Comment by henrik_jonsson on Let's reimplement EURISKO! · 2009-06-13T22:33:25.812Z · score: 1 (1 votes) · LW · GW

If you had a program that might or might not be on a track to self-improve and initiate an Intelligence explosion you'd better be sure enough that it would remain friendly to, at the very least, give it a robot body, a scalpel, and stand with your throat exposed before it.

Surrounding it with a sandboxed environment couldn't be guaranteed to add any meaningful amount of security.
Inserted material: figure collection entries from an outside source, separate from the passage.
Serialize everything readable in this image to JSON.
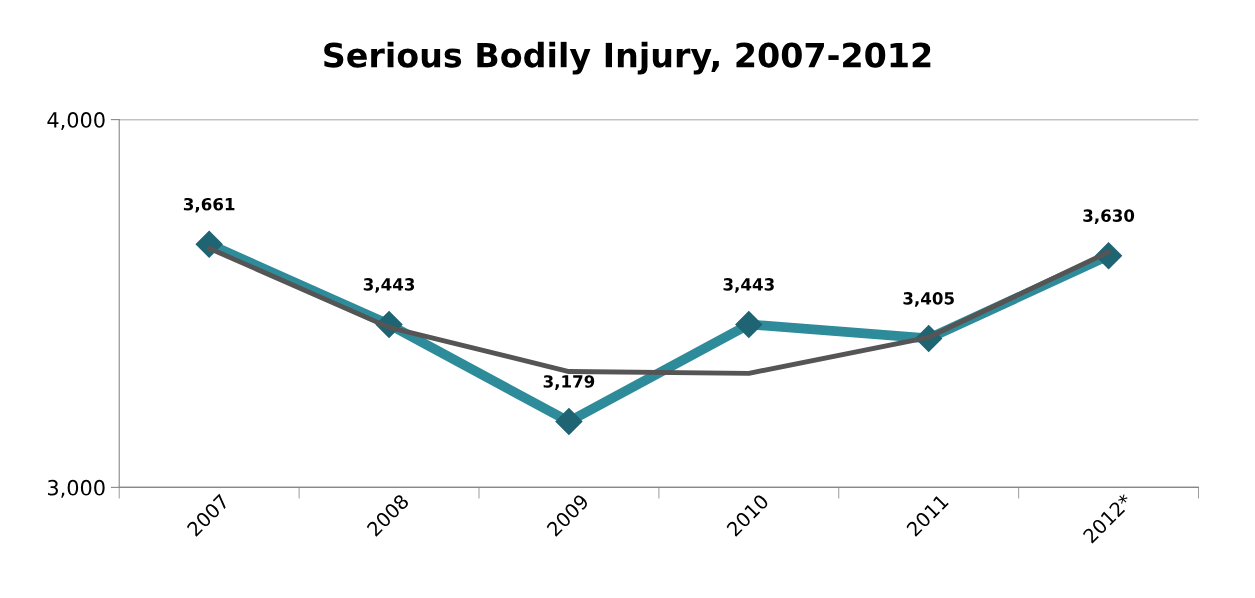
{
  "chart_data": {
    "type": "line",
    "title": "Serious Bodily Injury, 2007-2012",
    "categories": [
      "2007",
      "2008",
      "2009",
      "2010",
      "2011",
      "2012*"
    ],
    "series": [
      {
        "color": "#2e8b9a",
        "values": [
          3661,
          3443,
          3179,
          3443,
          3405,
          3630
        ],
        "value_labels": [
          "3,661",
          "3,443",
          "3,179",
          "3,443",
          "3,405",
          "3,630"
        ],
        "marker": "diamond"
      },
      {
        "type": "line",
        "color": "#555555",
        "values": [
          3650,
          3435,
          3315,
          3310,
          3408,
          3640
        ],
        "marker": "none"
      }
    ],
    "ylim": [
      3000,
      4000
    ],
    "yticks": [
      {
        "value": 3000,
        "label": "3,000"
      },
      {
        "value": 4000,
        "label": "4,000"
      }
    ],
    "grid": "y",
    "legend": false
  }
}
Maybe the few bits of information you provide through your communications channel would be enough for this particular agent to reverse-engineer your psychology and find that correct combination to unlock you, maybe not. Maybe the extra layer(s) between the agent and the physical world would be enough to delay it slightly or stall it completely, maybe not. The point is you shouldn't rely on it.

Comment by henrik_jonsson on Let's reimplement EURISKO! · 2009-06-13T21:25:00.886Z · score: 1 (5 votes) · LW · GW

As long as you have a communications channel to the AI it would not be secure, since you are not a secure system and could be compromised by a sufficiently intelligent agent.

See http://yudkowsky.net/singularity/aibox

Comment by henrik_jonsson on Righting a Wrong Question · 2008-03-09T13:51:14.000Z · score: 10 (12 votes) · LW · GW

This is one of my all-time favourite posts of yours, Eliezer. I can recognize elements of what you're describing here in my own thinking over the last year or so, but you've made the processes so much more clear.

As I'm writing this, just a few minutes after finishing the post, it's increasingly difficult not to think of this as "obvious all along" and it's getting harder to pin down exactly what in the post that caused me to smile in recognition more than once.

Much of it may have been obvious to me before reading this post as well, but now the verbal imagery needed to clearly explain these things to myself (and hopefully to others) is available. Thank you for these new tools.